Thursday, October 28, 2010

Who's Going to Ride the Short Bus?

Don't wait up election night for Nevada, Colorado and Alaska. It's too close to call.

The best news is that Joe Miller seems to have collapsed as he has paid the toll for a week of revelations about his ethical problems. His unfavorable now is 68%. The race has come down to Lisa Murkowski and Scott McAdams. The Supreme Court of Alaska overturned the court decision barring the names of write-in candidates at the polling places. This favors Murkowski, who now leads the polls. But 25% of her support is coming from Democrats who want to prevent a Miller win. If they come home to Scott McAdams he wins in what would be the biggest upset of the election cycle. Also, there is an unprecedented number of undecideds in this race.

Earlier today, the DNC released a matter-of-fact memo that said that the Republican wave was not coming as evidenced by their analysis of early voting. Maybe they are whistling past the graveyard but there have been odd items emerging in the last few days that suggest that the voting has not been settled. McClatchy/ Marist had a poll today that showed that the generic poll of registered voters showed a 47-41 advantage to the Democrats, a tie of 46-46 of likely voters and a 49-43 advantage to Republicans in "most likely" to vote. It mirrored the previous Newsweek poll in its canvassing cell-phone users, who tended to be Democrats.

While Nate the Great Silver has the Republicans taking the House with 52 seats, he has an out in his analysis. He says Republicans are set to win 6 seats with less than 1 percent and 8 seats with between 1-2% of the vote. If his model is underestimates Democrats by 2 %, and those seats remain Democrat than they retain the House 218-217. The biggest losers would be Blue Dog Democrats.

Larry Sabato made his final picks today. The Republicans pick up 55 House seats and 8 Senate seats. Democrats keep the Senate but lose the House. One picky item is that Sabato pushes all the tied Senate seats to the Republicans. Nevada, Colorado, Illinois, Pennsylvania, and Washington. Of course, he has missed the developments in Alaska. First of all, I haven't seen anything to suggest that Patty Murray was going to lose to Rossi. Then I do not know why in all tied seats one automatically assumes Republicans will win.

Does the GOTV effort by the Democrats not matter?
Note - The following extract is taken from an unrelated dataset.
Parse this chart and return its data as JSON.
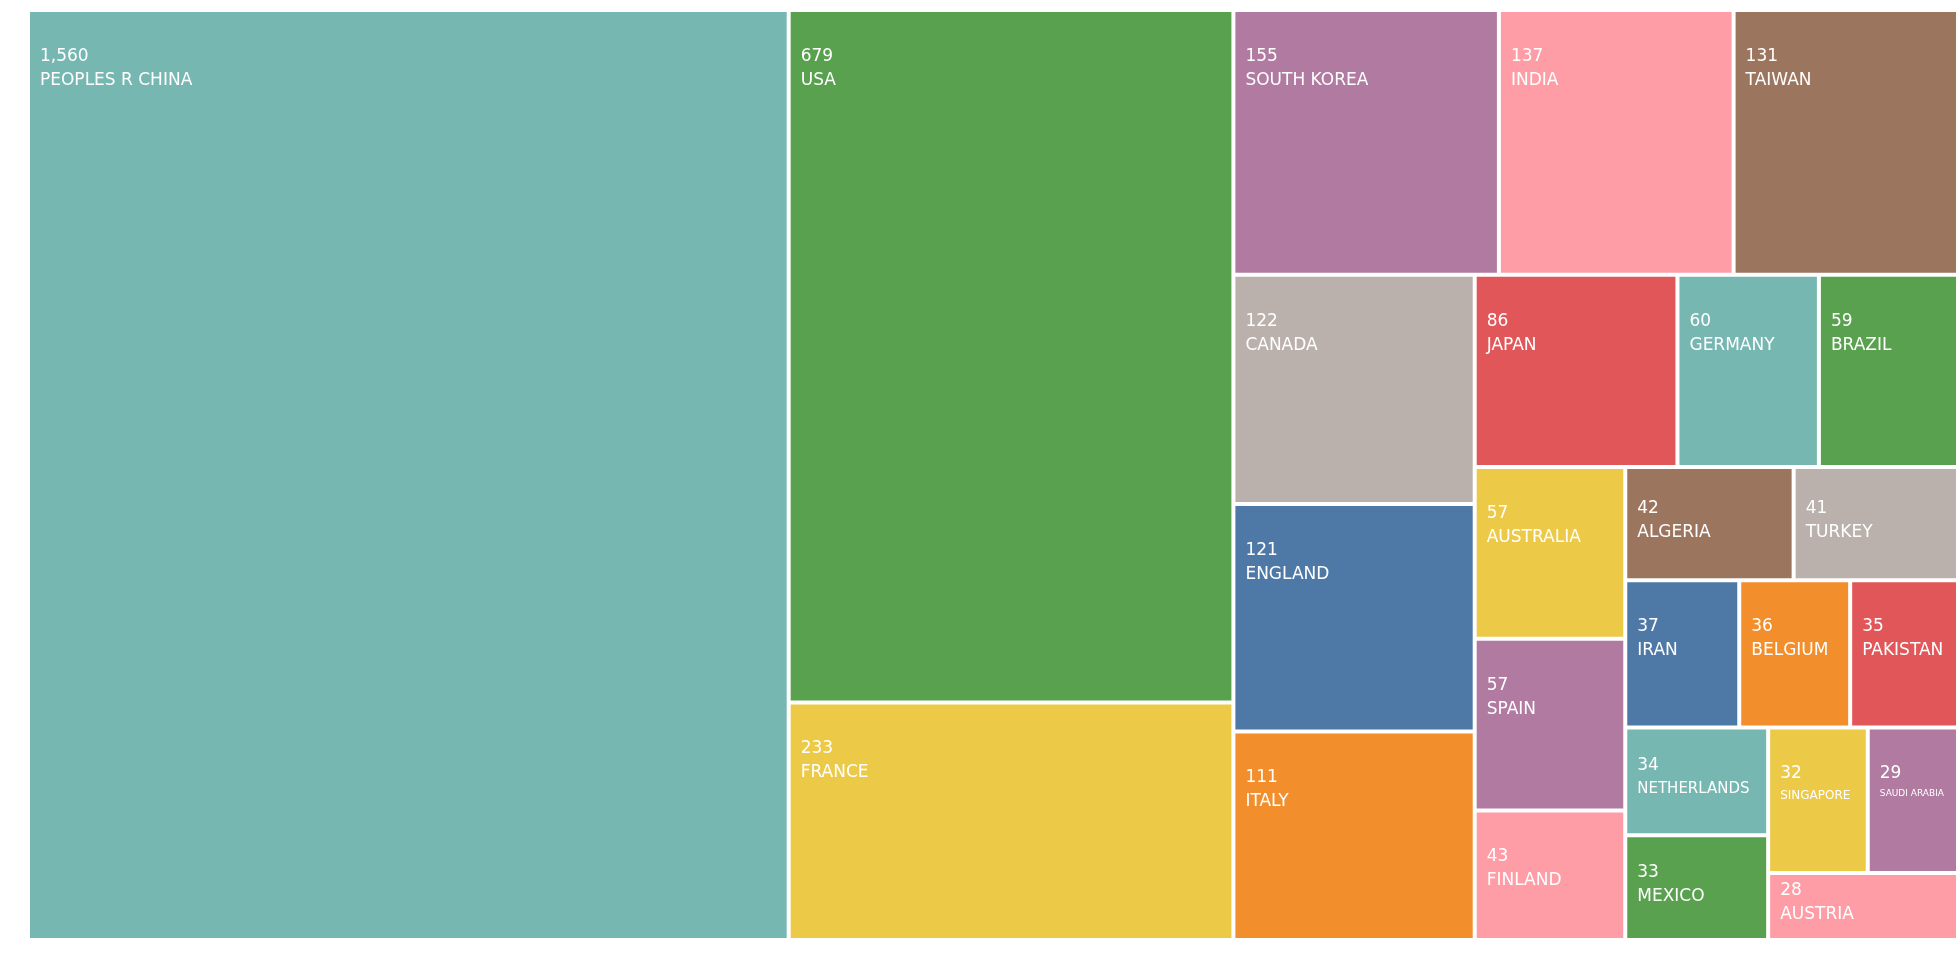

True, it's not 2008 but the word from Organizing for America is that they have been chugging away surpassing 8 million calls en route to a record 10,000 calls. Howard Dean's organization also touts large phonebanks. And Labor clearly is doing its part because Breibart has a new doctored video showing "union vote fraud." I wish conservatives learned what vote fraud is.

The Hill has also weighed in with their predictions based on Schoen polls of the pivotal races. They also predict the Republicans will pick up over 50 seats.
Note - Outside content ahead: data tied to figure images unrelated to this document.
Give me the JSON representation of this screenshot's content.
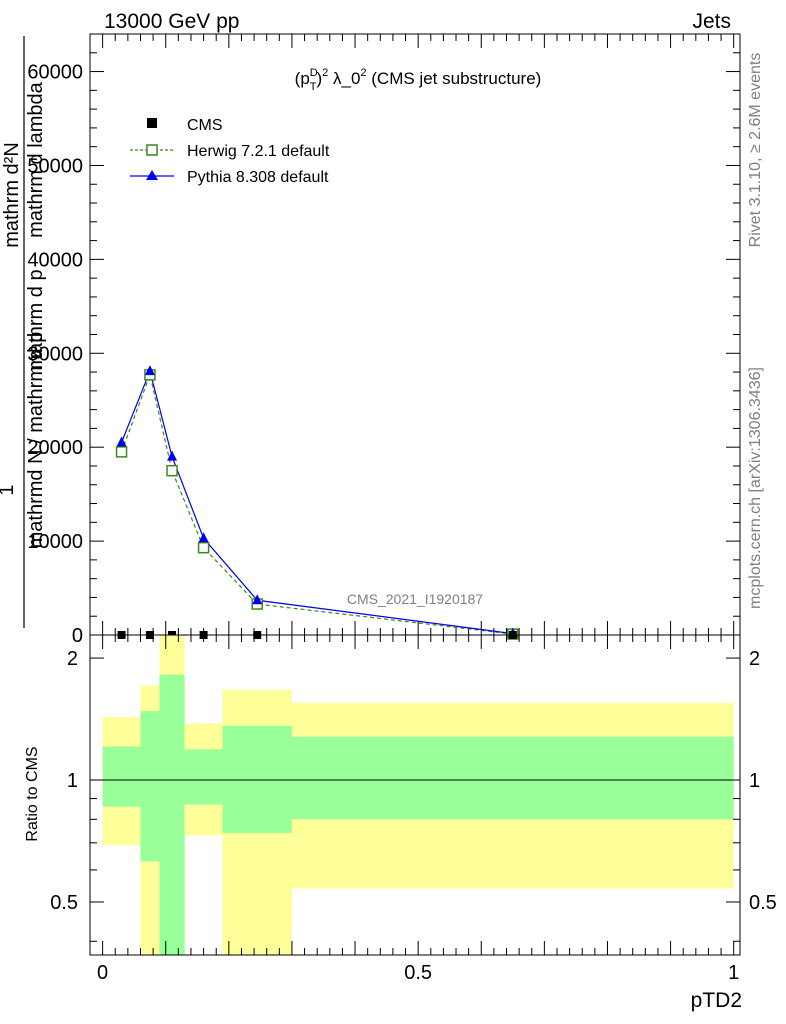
{
  "header": {
    "left": "13000 GeV pp",
    "right": "Jets"
  },
  "side_text": {
    "rivet": "Rivet 3.1.10, ≥ 2.6M events",
    "mcplots": "mcplots.cern.ch [arXiv:1306.3436]"
  },
  "watermark": "CMS_2021_I1920187",
  "chart_data": [
    {
      "type": "line",
      "title": "(p_T^D)^2 λ_0^2 (CMS jet substructure)",
      "title_parts": {
        "p": "(p",
        "sup_d": "D",
        "sub_t": "T",
        "close": ")",
        "sup_2": "2",
        "rest": " λ_0",
        "sup_2b": "2",
        "tail": " (CMS jet substructure)"
      },
      "ylabel_lines": [
        "1",
        "mathrmd N / mathrm d p",
        "mathrm d p",
        "mathrm d lambda",
        "mathrm d²N"
      ],
      "ylabel": {
        "one": "1",
        "frac_num": "mathrm d²N",
        "num_lines": [
          "mathrm d²N",
          "mathrm d p",
          "mathrm d p",
          "mathrm d lambda"
        ],
        "den": "mathrmd N / mathrm d p"
      },
      "xlabel": "pTD2",
      "xlim": [
        -0.02,
        1.01
      ],
      "ylim": [
        0,
        64000
      ],
      "yticks": [
        0,
        10000,
        20000,
        30000,
        40000,
        50000,
        60000
      ],
      "ytick_labels": [
        "0",
        "10000",
        "20000",
        "30000",
        "40000",
        "50000",
        "60000"
      ],
      "legend_position": "top-left",
      "series": [
        {
          "name": "CMS",
          "x": [
            0.03,
            0.075,
            0.11,
            0.16,
            0.245,
            0.65
          ],
          "y": [
            0,
            0,
            0,
            0,
            0,
            0
          ],
          "color": "#000000",
          "marker": "square"
        },
        {
          "name": "Herwig 7.2.1 default",
          "x": [
            0.03,
            0.075,
            0.11,
            0.16,
            0.245,
            0.65
          ],
          "y": [
            19500,
            27700,
            17500,
            9300,
            3300,
            100
          ],
          "color": "#3a8a1a",
          "marker": "open-square",
          "dashed": true
        },
        {
          "name": "Pythia 8.308 default",
          "x": [
            0.03,
            0.075,
            0.11,
            0.16,
            0.245,
            0.65
          ],
          "y": [
            20500,
            28100,
            19000,
            10300,
            3700,
            150
          ],
          "color": "#0000ee",
          "marker": "triangle"
        }
      ]
    },
    {
      "type": "area",
      "ylabel": "Ratio to CMS",
      "xlabel": "pTD2",
      "xlim": [
        -0.02,
        1.01
      ],
      "ylim": [
        0.37,
        2.28
      ],
      "log_scale_y": true,
      "yticks": [
        0.5,
        1,
        2
      ],
      "ytick_labels": [
        "0.5",
        "1",
        "2"
      ],
      "xticks": [
        0,
        0.5,
        1
      ],
      "xtick_labels": [
        "0",
        "0.5",
        "1"
      ],
      "bands": [
        {
          "x0": 0.0,
          "x1": 0.06,
          "yellow": [
            0.69,
            1.43
          ],
          "green": [
            0.86,
            1.21
          ]
        },
        {
          "x0": 0.06,
          "x1": 0.09,
          "yellow": [
            0.37,
            1.71
          ],
          "green": [
            0.63,
            1.48
          ]
        },
        {
          "x0": 0.09,
          "x1": 0.13,
          "yellow": [
            0.37,
            2.28
          ],
          "green": [
            0.37,
            1.82
          ]
        },
        {
          "x0": 0.13,
          "x1": 0.19,
          "yellow": [
            0.73,
            1.38
          ],
          "green": [
            0.87,
            1.19
          ]
        },
        {
          "x0": 0.19,
          "x1": 0.3,
          "yellow": [
            0.37,
            1.67
          ],
          "green": [
            0.74,
            1.36
          ]
        },
        {
          "x0": 0.3,
          "x1": 1.0,
          "yellow": [
            0.54,
            1.55
          ],
          "green": [
            0.8,
            1.28
          ]
        }
      ]
    }
  ]
}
Electoral Politics.com has the House at 213 GOP and 203 Democrats with 19tied. I have been waiting for the last two days to see the final numbers kick in but they only seem to change 1 or 2 a day.

In Rhode Island, put a fork in Democrat Caprio, who looked like he was heading to an automatic victory. In a state where Obama has an overwhelming approval rating, it's not wise to disrespect the President and say he didn't want his endorsement. Caprio's numbers disappeared and Lincoln Chaffee looked like the next governor.

CNN's David Gergen criticized President Obama for appearing on the John Stewart Show last night, saying it was undignified and non-presidential. It seems the show drew 2.8 million viewers--maybe that's what Obama had in mind. Do we have to live two more years of this type of sniping at Obama. He's just not white and old.

Charles Cook had a warning. He said that 2006 was a wave election, 2008 was another wave election, and this year will be a wave election and also 2012 will also be a wave election. So the victors this year must not over-interpret the reason for their win. But we know they will.

I've missed Karl Rove talking about the Senate races. After all Crossroads America was created with the expressed purpose of taking over the Senate. He now only talks about the House. Interesting.

If Republicans lose in Nevada, Colorado, Alaska and/or Kentucky, what do you think Mitch McConnell is going to do to Jim DeMint, Mr. Teabagger? With Christine O'Donnell, the Republicans lost all chance of taking over the Senate and now they could actually lose a few seats because of the teabaggers.